What is the benefit of doing this?
One thing to keep in mind is that the application, the domain model, and persistence each evolve at a different pace from the others. The domain is expected to be able to support multiple applications; and you are supposed to be able to revise the implementation within the domain frequently -- but persistence generally evolves more slowly, because we don't throw away the accumulated state each time we update the model.
The Repository interfaces were contained in the Core project and the Repository classes (implementations) were contained in the Infrastructure project.
Well, the repository interface is the contract that defines the agreement between the application and the domain model (which is itself encapsulating the persistence component behind it). So it makes a certain amount of sense that those interfaces are either in core or in application -- if you aren't going to pull them out separately, and you are expecting to support multiple applications, core is the natural home for them.
As for where the implementations go, that gets a bit trickier. The entities and values in your domain model have two logically distinct representations - the one you see in memory, and the one you see in your durable store (think objects in memory vs rows in an RDBMS).

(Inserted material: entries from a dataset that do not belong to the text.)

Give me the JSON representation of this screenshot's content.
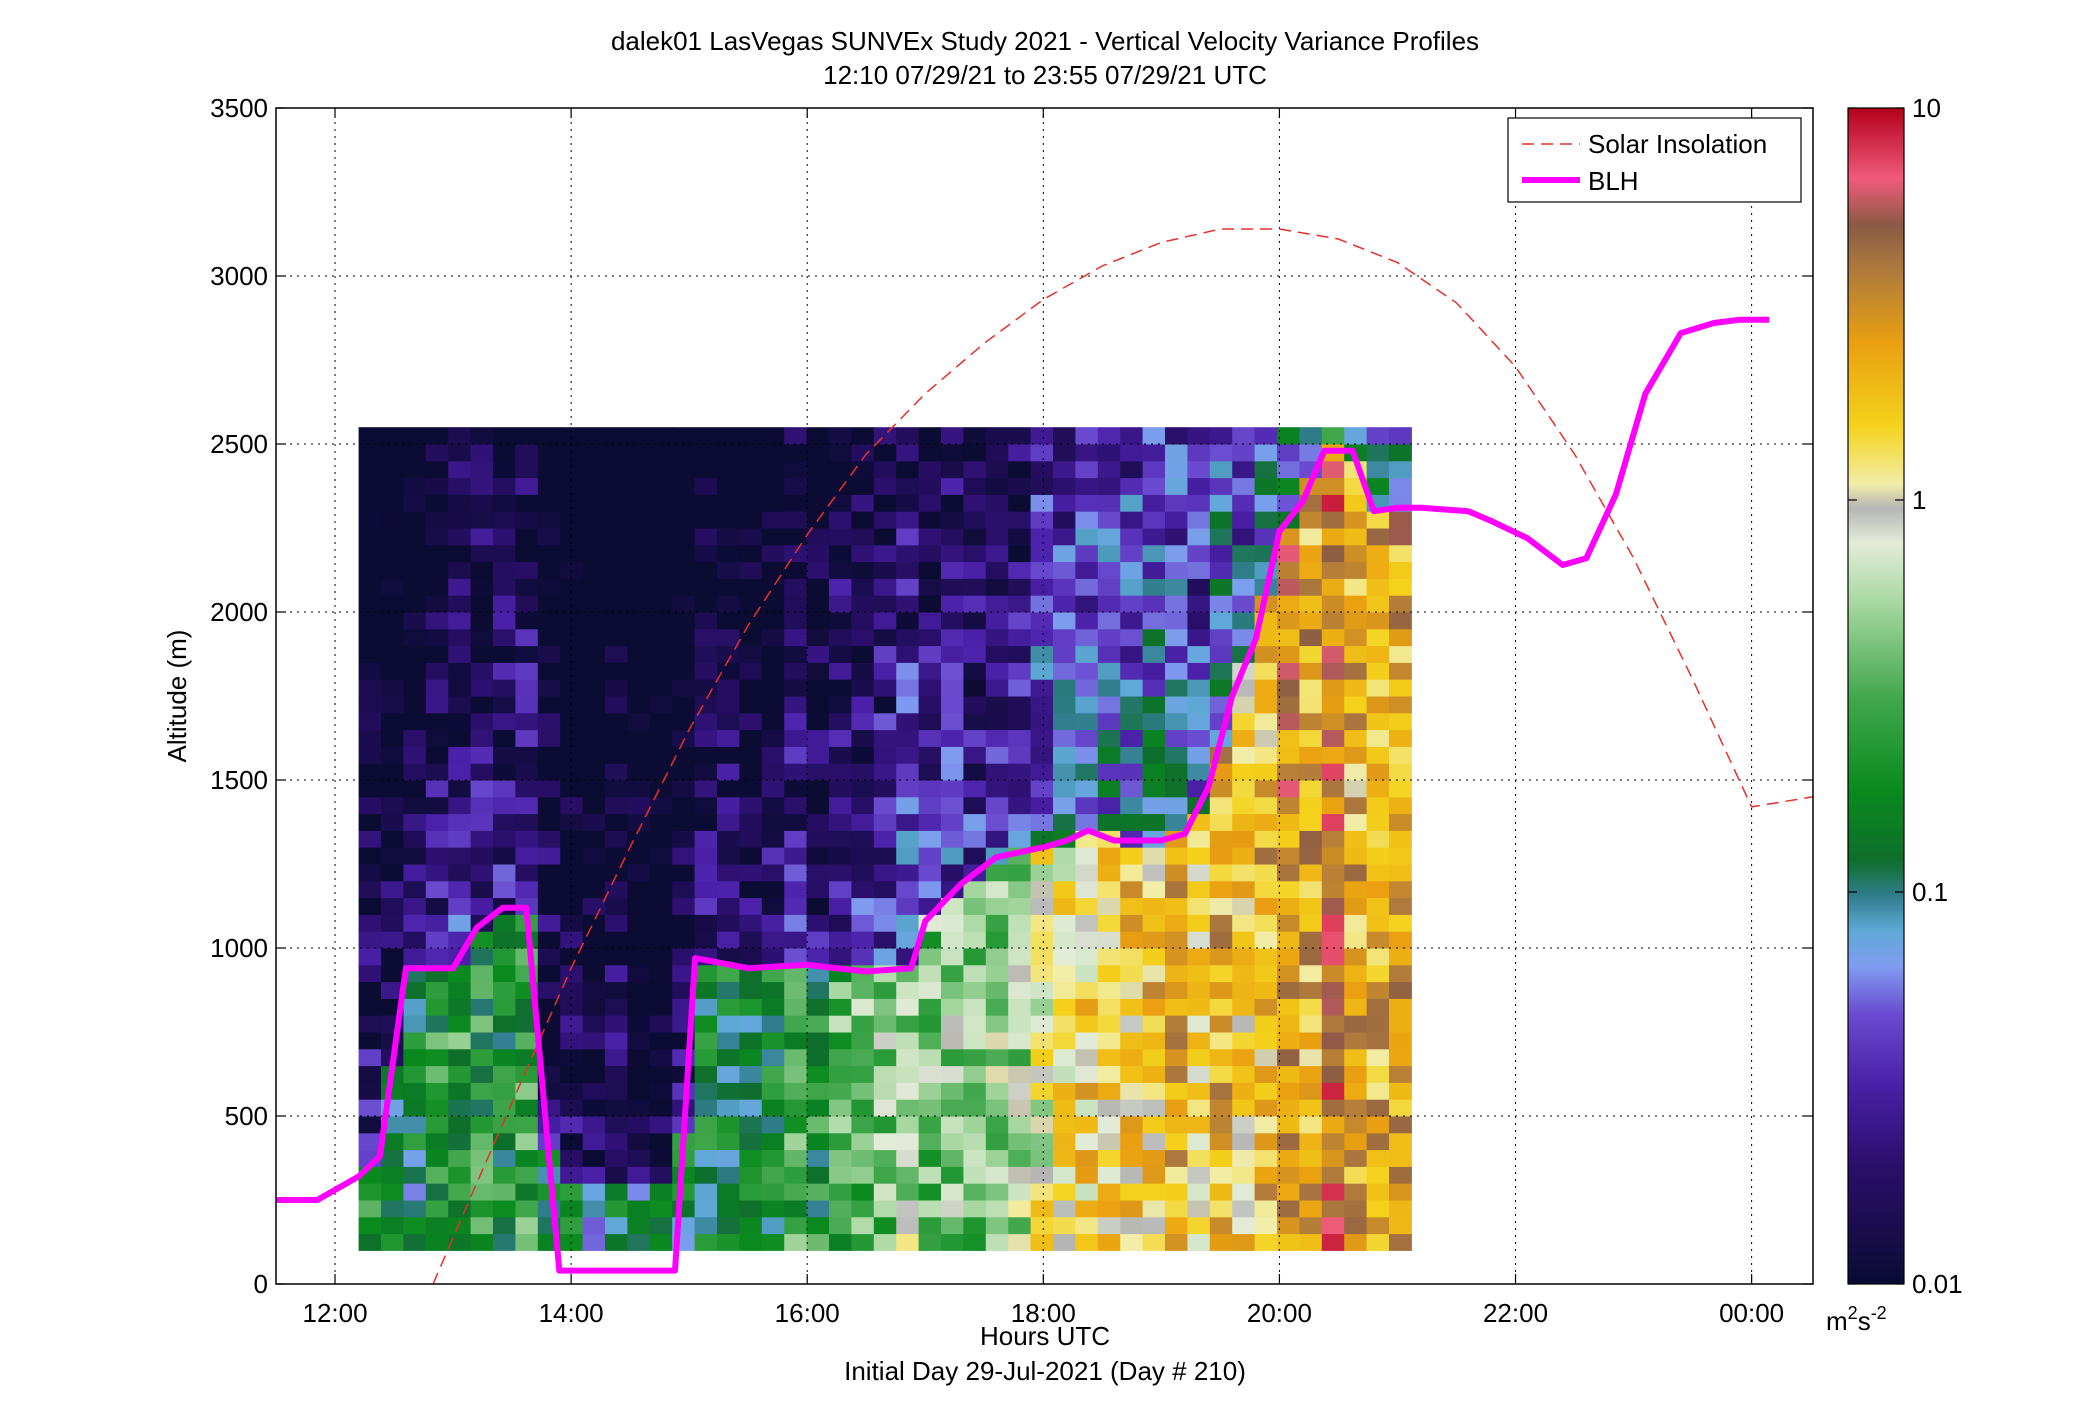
{
  "chart_data": {
    "type": "heatmap",
    "title": "dalek01 LasVegas SUNVEx Study 2021 - Vertical Velocity Variance Profiles",
    "subtitle": "12:10 07/29/21 to 23:55 07/29/21  UTC",
    "xlabel": "Hours UTC",
    "xlabel_secondary": "Initial Day 29-Jul-2021 (Day # 210)",
    "ylabel": "Altitude (m)",
    "xlim": [
      11.5,
      24.52
    ],
    "ylim": [
      0,
      3500
    ],
    "x_ticks": [
      {
        "value": 12,
        "label": "12:00"
      },
      {
        "value": 14,
        "label": "14:00"
      },
      {
        "value": 16,
        "label": "16:00"
      },
      {
        "value": 18,
        "label": "18:00"
      },
      {
        "value": 20,
        "label": "20:00"
      },
      {
        "value": 22,
        "label": "22:00"
      },
      {
        "value": 24,
        "label": "00:00"
      }
    ],
    "y_ticks": [
      {
        "value": 0,
        "label": "0"
      },
      {
        "value": 500,
        "label": "500"
      },
      {
        "value": 1000,
        "label": "1000"
      },
      {
        "value": 1500,
        "label": "1500"
      },
      {
        "value": 2000,
        "label": "2000"
      },
      {
        "value": 2500,
        "label": "2500"
      },
      {
        "value": 3000,
        "label": "3000"
      },
      {
        "value": 3500,
        "label": "3500"
      }
    ],
    "grid": true,
    "legend_position": "top-right",
    "colorbar": {
      "scale": "log",
      "range": [
        0.01,
        10
      ],
      "ticks": [
        {
          "value": 0.01,
          "label": "0.01"
        },
        {
          "value": 0.1,
          "label": "0.1"
        },
        {
          "value": 1,
          "label": "1"
        },
        {
          "value": 10,
          "label": "10"
        }
      ],
      "unit_base": "m",
      "unit_sup1": "2",
      "unit_mid": "s",
      "unit_sup2": "-2"
    },
    "heatmap_description": "Gridded vertical velocity variance (m^2 s^-2), time vs altitude, log color scale; low values aloft early in the day, high values (0.5-3) within the boundary layer in the afternoon",
    "series": [
      {
        "name": "Solar Insolation",
        "style": "dashed",
        "color": "#e8302a",
        "x": [
          12.83,
          13.2,
          13.6,
          14.0,
          14.5,
          15.0,
          15.5,
          16.0,
          16.5,
          17.0,
          17.5,
          18.0,
          18.5,
          19.0,
          19.5,
          20.0,
          20.5,
          21.0,
          21.5,
          22.0,
          22.5,
          23.0,
          23.5,
          24.0,
          24.52
        ],
        "y": [
          0,
          300,
          620,
          940,
          1300,
          1650,
          1960,
          2230,
          2470,
          2650,
          2800,
          2930,
          3030,
          3100,
          3140,
          3140,
          3110,
          3040,
          2920,
          2730,
          2470,
          2160,
          1800,
          1420,
          1450
        ]
      },
      {
        "name": "BLH",
        "style": "solid",
        "color": "#ff00ff",
        "x": [
          11.5,
          11.85,
          12.2,
          12.38,
          12.6,
          13.0,
          13.2,
          13.42,
          13.62,
          13.9,
          14.0,
          14.5,
          14.88,
          15.05,
          15.5,
          16.0,
          16.5,
          16.88,
          17.0,
          17.3,
          17.6,
          18.0,
          18.2,
          18.38,
          18.6,
          19.0,
          19.2,
          19.4,
          19.6,
          19.8,
          20.0,
          20.2,
          20.38,
          20.62,
          20.8,
          21.0,
          21.2,
          21.6,
          21.8,
          22.1,
          22.4,
          22.6,
          22.85,
          23.1,
          23.4,
          23.68,
          23.9,
          24.15
        ],
        "y": [
          250,
          250,
          320,
          380,
          940,
          940,
          1060,
          1120,
          1120,
          40,
          40,
          40,
          40,
          970,
          940,
          950,
          930,
          940,
          1080,
          1190,
          1270,
          1300,
          1320,
          1350,
          1320,
          1320,
          1340,
          1480,
          1750,
          1920,
          2240,
          2330,
          2480,
          2480,
          2300,
          2310,
          2310,
          2300,
          2270,
          2220,
          2140,
          2160,
          2350,
          2650,
          2830,
          2860,
          2870,
          2870
        ]
      }
    ]
  }
}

What Evans described in the blue book is that the role of the repository is to provide the illusion that the aggregates all live in memory. So it's reasonable to think of the repository as a service provider interface, with the infrastructure component as the service provider responsible for deciding how to serialize/deserialize data to/from the book of record.
CQRS helps to make this separation clear; because the read and write use cases differ, the roles defined for the repository are also different. In particular, it's not surprising that we might decide that a particular use case wants a specific kind of data store -- a document store for providing cached representations of views, or a graph database for fast queries of a social network.
In this sort of a design, that change is easy -- you just swap out the specific persistence implementation, and the changes to the applications and the domain models are minimal; the infrastructure changes a lot (complete replacement within that use case), and the composition root a little (replacing one persistence module with another), but the model and the application are unaffected by the change.
It can, of course, get more intricate: in event sourced systems, you normally have a representation of events in your durable event store, which may or may not align with the representation of events in memory, which in turn are distinct from the representations of the aggregates that you use when computing new events. In this sort of system, the persistence component would normally be concerned with writing events to and from your event store, where the translations of event histories to and from the aggregates would live in the domain model (ie: core).